The plasma mass transport process known as the interchange instability has been observed at Saturn, and is analogous to Rayleigh-Taylor instabilities such as Spread-F and Equatorial Plasma Bubbles seen in the Earth’s Ionosphere. This instability has been detected with uneven signatures across different plasma instruments on Cassini, including the Radio and Plasma Science (RPWS) instrument, particle sensors (ions and electrons in MIMI and CAPS), and magnetometer (MAG). The interchange is thought to be significant in dynamically interfacing between the solar-wind driven plasma and internally sourced plasma in the Kronian magnetosphere.

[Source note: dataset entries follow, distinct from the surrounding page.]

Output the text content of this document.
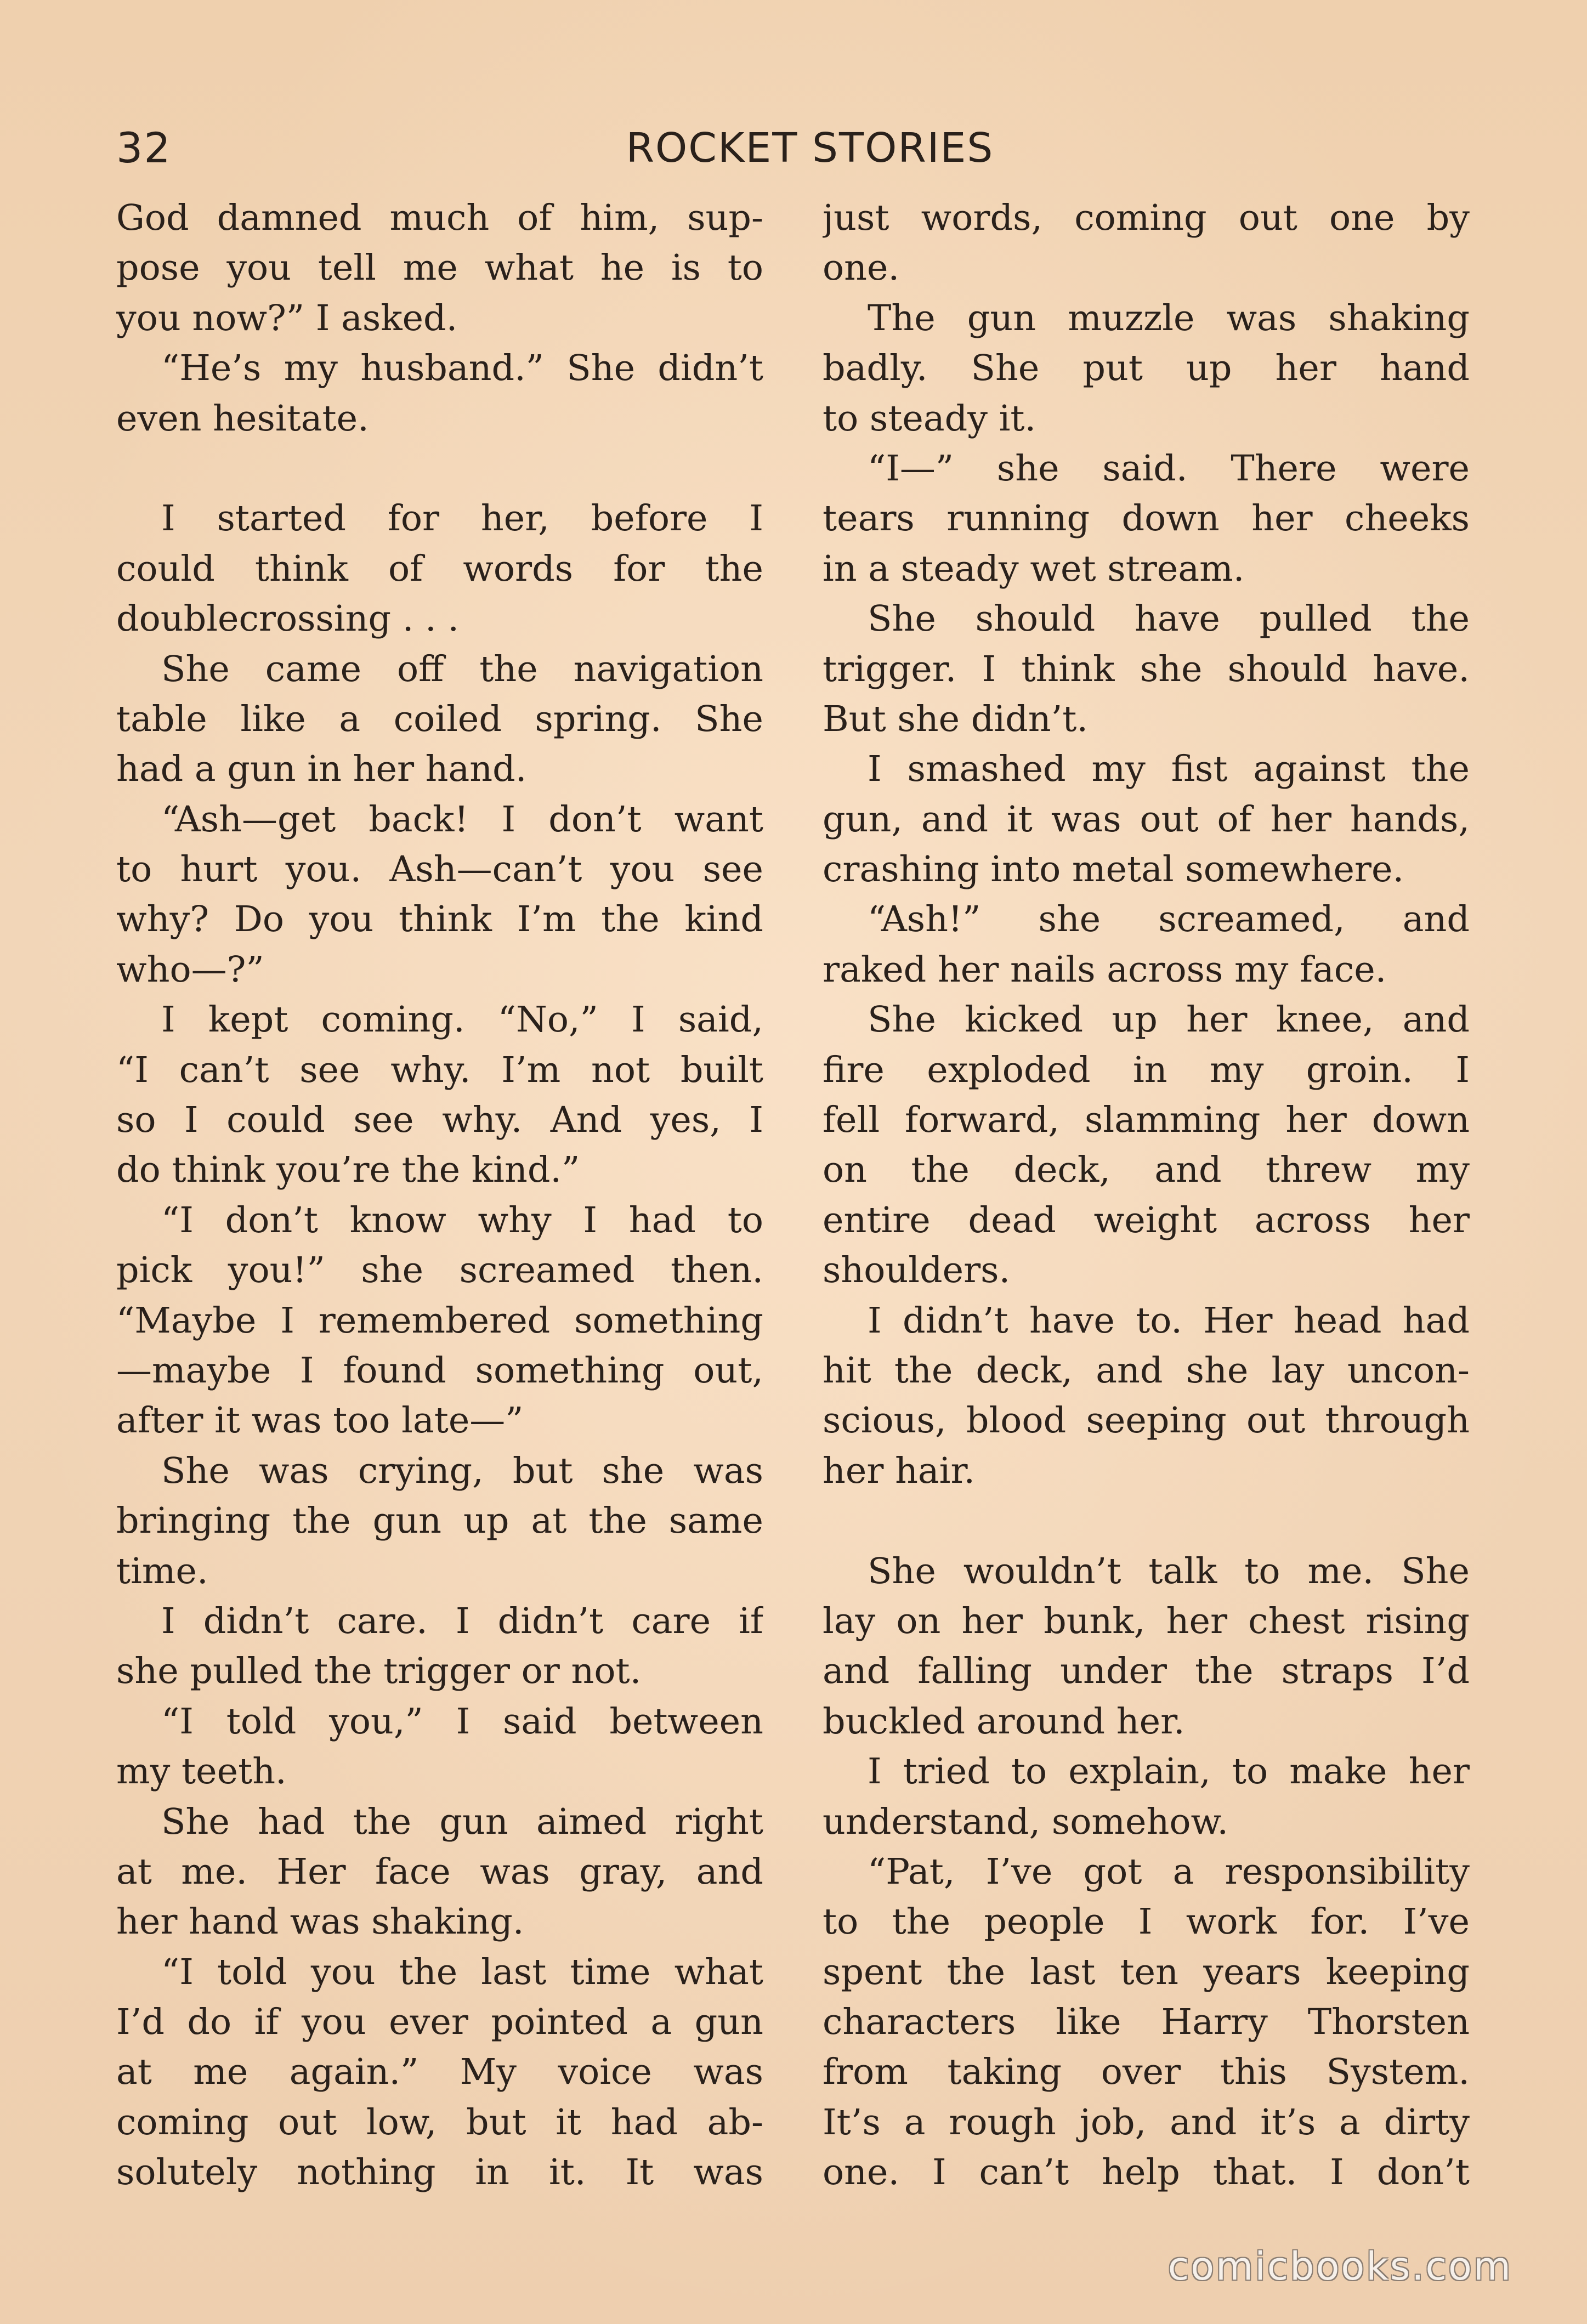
32	ROCKET STORIES
God damned much of him, sup-
pose you tell me what he is to
you now?” I asked.
“He’s my husband.” She didn’t
even hesitate.
I started for her, before I
could think of words for the
doublecrossing . . .
She came off the navigation
table like a coiled spring. She
had a gun in her hand.
“Ash—get back! I don’t want
to hurt you. Ash—can’t you see
why? Do you think I’m the kind
who—?”
I kept coming. “No,” I said,
“I can’t see why. I’m not built
so I could see why. And yes, I
do think you’re the kind.”
“I don’t know why I had to
pick you!” she screamed then.
“Maybe I remembered something
—maybe I found something out,
after it was too late—”
She was crying, but she was
bringing the gun up at the same
time.
I didn’t care. I didn’t care if
she pulled the trigger or not.
“I told you,” I said between
my teeth.
She had the gun aimed right
at me. Her face was gray, and
her hand was shaking.
“I told you the last time what
I’d do if you ever pointed a gun
at me again.” My voice was
coming out low, but it had ab-
solutely nothing in it. It was
just words, coming out one by
one.
The gun muzzle was shaking
badly. She put up her hand
to steady it.
“I—” she said. There were
tears running down her cheeks
in a steady wet stream.
She should have pulled the
trigger. I think she should have.
But she didn’t.
I smashed my fist against the
gun, and it was out of her hands,
crashing into metal somewhere.
“Ash!” she screamed, and
raked her nails across my face.
She kicked up her knee, and
fire exploded in my groin. I
fell forward, slamming her down
on the deck, and threw my
entire dead weight across her
shoulders.
I didn’t have to. Her head had
hit the deck, and she lay uncon-
scious, blood seeping out through
her hair.
She wouldn’t talk to me. She
lay on her bunk, her chest rising
and falling under the straps I’d
buckled around her.
I tried to explain, to make her
understand, somehow.
“Pat, I’ve got a responsibility
to the people I work for. I’ve
spent the last ten years keeping
characters like Harry Thorsten
from taking over this System.
It’s a rough job, and it’s a dirty
one. I can’t help that. I don’t
comicbooks.com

We offer a unifying review of these interchange instabilities reported in past statistical surveys [Azari et al., 2018; Chen & Hill, 2008; Kennelly et al., 2013; Lai et al., 2016] by explaining events seen coincidentally with all of the plasma instruments, in comparison with those seen by a subset of instruments. In particular, we focus on the RPWS instrument to examine the different wave signatures characteristic of the interchange. This includes changes in the upper hybrid, chorus, electron cyclotron harmonics, and low frequency waves, which inform us on the stability of different temperature particle populations in the interchange instability, and their interactions with the surrounding environment.